Железная дверь оказалась не просто закрытой, а наглухо закупоренной. На стук никто не ответил, но Митя приметил какое-то движение за стеклом кабинета, единственного, чьи окна выходили на задний двор. Как будто кто-то подглядывал
– Сова, открывай! Медведь пришел, - рявкнул Митя, широко улыбаясь.
Железная дверь нехотя приоткрылась.
– Да свои, свои. Фашисты.
– Тьфу на тебя, балбес языкастый! Когда-нибудь тебе за твой юмор навешают, на трамвае не увезешь, - дверь, наконец, открылась на полную ширину и Митя получил возможность разглядеть личико пани Зоси, бледное, испуганное, с красными веками.

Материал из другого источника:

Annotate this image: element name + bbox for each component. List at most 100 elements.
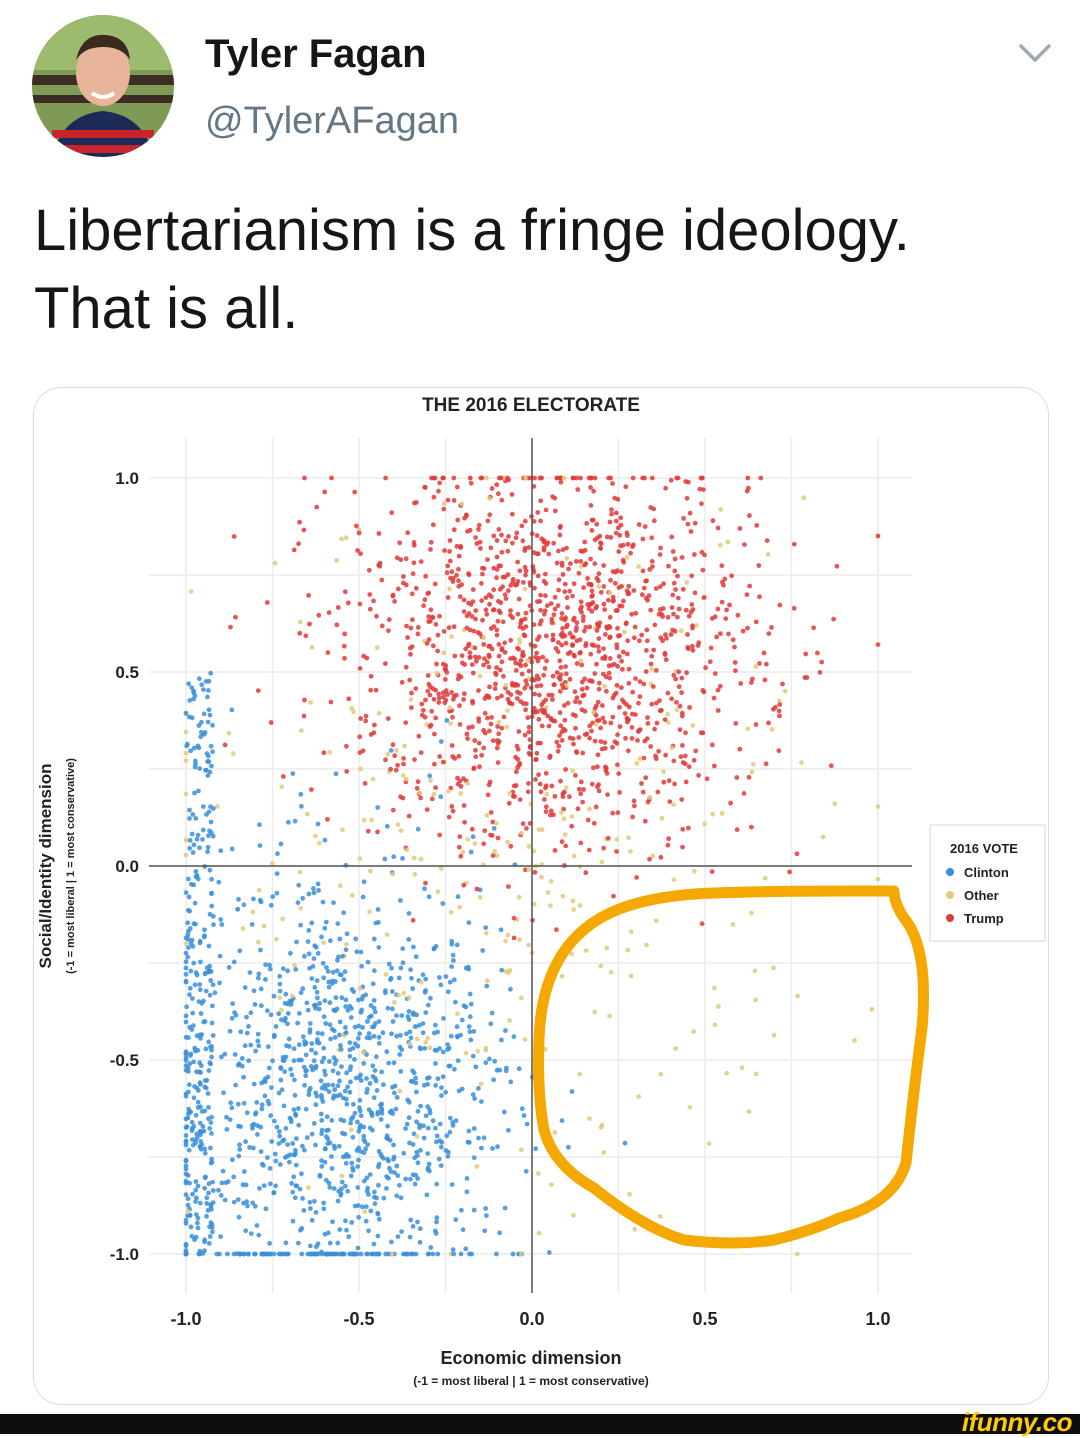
- display-name[interactable]: Tyler Fagan: [205, 32, 427, 76]
- data-point-other: [750, 761, 756, 767]
- data-point-trump: [571, 581, 577, 587]
- data-point-trump: [508, 637, 514, 643]
- data-point-trump: [511, 935, 517, 941]
- data-point-clinton: [327, 1140, 333, 1146]
- data-point-trump: [625, 651, 630, 657]
- data-point-trump: [578, 791, 584, 797]
- data-point-other: [875, 804, 881, 809]
- data-point-trump: [763, 761, 769, 767]
- data-point-trump: [574, 625, 579, 630]
- data-point-trump: [579, 662, 585, 668]
- data-point-clinton: [394, 1033, 399, 1039]
- data-point-clinton: [191, 842, 197, 848]
- data-point-clinton: [436, 1156, 442, 1162]
- data-point-clinton: [511, 1034, 517, 1040]
- data-point-other: [507, 791, 513, 796]
- data-point-trump: [499, 646, 505, 651]
- data-point-trump: [538, 607, 543, 613]
- data-point-trump: [476, 522, 482, 528]
- data-point-trump: [534, 650, 539, 656]
- data-point-trump: [641, 755, 647, 761]
- data-point-clinton: [366, 1107, 372, 1113]
- data-point-trump: [432, 475, 438, 481]
- data-point-clinton: [366, 1228, 371, 1234]
- data-point-trump: [617, 724, 623, 729]
- data-point-clinton: [300, 986, 306, 992]
- data-point-other: [712, 1022, 718, 1028]
- data-point-clinton: [195, 1183, 201, 1189]
- data-point-trump: [589, 781, 595, 787]
- data-point-clinton: [194, 972, 200, 978]
- data-point-other: [298, 905, 304, 911]
- data-point-clinton: [256, 975, 261, 981]
- data-point-trump: [631, 635, 637, 641]
- data-point-clinton: [371, 936, 377, 942]
- data-point-trump: [593, 605, 599, 611]
- data-point-clinton: [206, 833, 211, 839]
- data-point-trump: [410, 617, 415, 623]
- data-point-other: [351, 709, 356, 715]
- hand-drawn-circle-annotation: [533, 885, 929, 1249]
- data-point-trump: [651, 647, 657, 653]
- data-point-other: [539, 874, 544, 880]
- data-point-trump: [454, 484, 460, 490]
- data-point-clinton: [327, 1000, 333, 1006]
- data-point-trump: [425, 688, 431, 694]
- data-point-trump: [565, 700, 571, 706]
- data-point-trump: [440, 661, 446, 667]
- data-point-clinton: [195, 1215, 201, 1221]
- data-point-trump: [645, 799, 651, 805]
- tweet-menu-button[interactable]: [1017, 40, 1053, 68]
- media-card[interactable]: THE 2016 ELECTORATE 1.0 0.5 0.0 -0.5 -1.…: [33, 387, 1049, 1405]
- data-point-clinton: [209, 876, 215, 882]
- data-point-trump: [565, 605, 570, 610]
- data-point-clinton: [459, 1017, 465, 1023]
- data-point-clinton: [200, 1124, 206, 1129]
- data-point-clinton: [319, 1118, 325, 1123]
- data-point-clinton: [424, 1192, 430, 1198]
- data-point-clinton: [349, 1116, 354, 1122]
- data-point-trump: [721, 582, 726, 588]
- data-point-clinton: [322, 837, 328, 843]
- data-point-other: [561, 816, 567, 822]
- data-point-trump: [547, 753, 553, 759]
- data-point-trump: [666, 563, 671, 569]
- data-point-clinton: [463, 1246, 469, 1252]
- data-point-clinton: [229, 707, 235, 713]
- data-point-clinton: [423, 976, 429, 982]
- data-point-clinton: [364, 1090, 370, 1095]
- data-point-clinton: [241, 902, 247, 908]
- data-point-other: [297, 869, 303, 875]
- data-point-other: [628, 929, 634, 934]
- data-point-trump: [578, 475, 583, 481]
- data-point-other: [684, 580, 690, 585]
- data-point-clinton: [448, 1033, 454, 1039]
- data-point-clinton: [398, 1195, 404, 1201]
- data-point-trump: [535, 637, 540, 642]
- data-point-clinton: [309, 1217, 315, 1223]
- data-point-trump: [625, 533, 630, 538]
- data-point-clinton: [378, 1117, 384, 1122]
- data-point-trump: [560, 634, 565, 639]
- data-point-clinton: [209, 1207, 214, 1212]
- data-point-clinton: [451, 958, 456, 963]
- data-point-clinton: [451, 1251, 457, 1257]
- data-point-clinton: [399, 1229, 404, 1234]
- data-point-clinton: [230, 1001, 236, 1006]
- data-point-clinton: [423, 1010, 429, 1015]
- data-point-trump: [595, 764, 600, 770]
- data-point-trump: [559, 738, 565, 743]
- data-point-trump: [595, 699, 601, 705]
- data-point-trump: [441, 475, 446, 481]
- data-point-trump: [777, 702, 783, 707]
- data-point-clinton: [195, 1105, 201, 1110]
- data-point-other: [505, 839, 511, 845]
- data-point-clinton: [302, 953, 307, 959]
- data-point-clinton: [185, 1065, 191, 1071]
- data-point-clinton: [202, 1078, 208, 1083]
- data-point-trump: [607, 675, 613, 681]
- avatar[interactable]: [32, 15, 174, 157]
- data-point-clinton: [385, 1157, 390, 1162]
- data-point-trump: [596, 680, 602, 686]
- user-handle[interactable]: @TylerAFagan: [205, 100, 460, 142]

– Господи! Царица Небесная! – воскликнула женщина и в голос разревелась, пугая гулкое эхо в совершенно пустом (если не считать покойников) здании.
Глава 17 Имя следователя
Некоторые вещи не меняются, и это здорово. Например, солнце и здесь вставало на востоке, край неба уже потихоньку начинал светлеть.
– В Калинове сейчас часа четыре утра? – спросила Лиза и сладко зевнула.
– Хрен его знает, - пожал плечами Митя, - я с этой метафизикой скоро умом тронусь. Вон, гляди, тут уже вовсю рассвет занимается, немного – и читать можно будет без фонарика. А отойдешь на пару кварталов – и тебе по полной программе: темнота, хоть глаз коли, снег мокрый – и стена. Не лает, не кусает, а домой не пускает. Дом – вот он, виден – а не подойти, как будто один шаг в тысячу километров растягивается.
– Не «как будто», а так и есть, - заметил Трей, - только не километров, а лет.
Они сидели рядком на небольших бочонках, хорошо просмоленных, плотно укупоренных и поднятых вчера на восточную стену, туда, где ожидался главный удар объединенной армии захватчиков. Ждали. О том, что сегодняшний штурм может для кого-то из них, а может и для всей компании, и самого смешного городка Арса, оказаться последним, не говорили. И не потому, что боялись смерти. А потому, что шли они в этот бой, как сказала Лиза, не умирать – а побеждать. Поэтому и настроение было соответствующее – боевое.
А то, что воевать в Арсе было особо не чем: стрелы закончились, железо подошло к концу, запасы смолы и масла тоже были не вечны, да и самый главный ресурс, люди – вот-вот грозил тоже закончится…
– Мой прадед пережил блокаду, - сказал Митя, - им горячее пришлось. У Медведя, по крайней мере, нет «Большой Берты».
– У нас ее тоже нет, - вздохнул Лапин, - а жаль. Все могло быть гораздо проще.
– Прорвемся, - убежденно повторила Лиза. И неожиданно, глядя на розовеющее небо, затянула негромким, но приятным и верным голосом:
– А не спеши ты нас хоронить,
А у нас еще есть здесь дела…
У нас дома детей мал – мала,
Да и просто хотелось пожить…
– А не спеши ты нам в спину стрелять, - подхватил Митя,
А это никогда не поздно успеть,
Лучше дай нам дотанцевать,
Лучше дай нам песню допеть…
– А не спеши закрыть нам глаза,
Мы и так любим все темноту…
Раздалось откуда-то снизу. Голос, напористый, ломкий тенорок был незнаком компании «драконов», но попал в тон.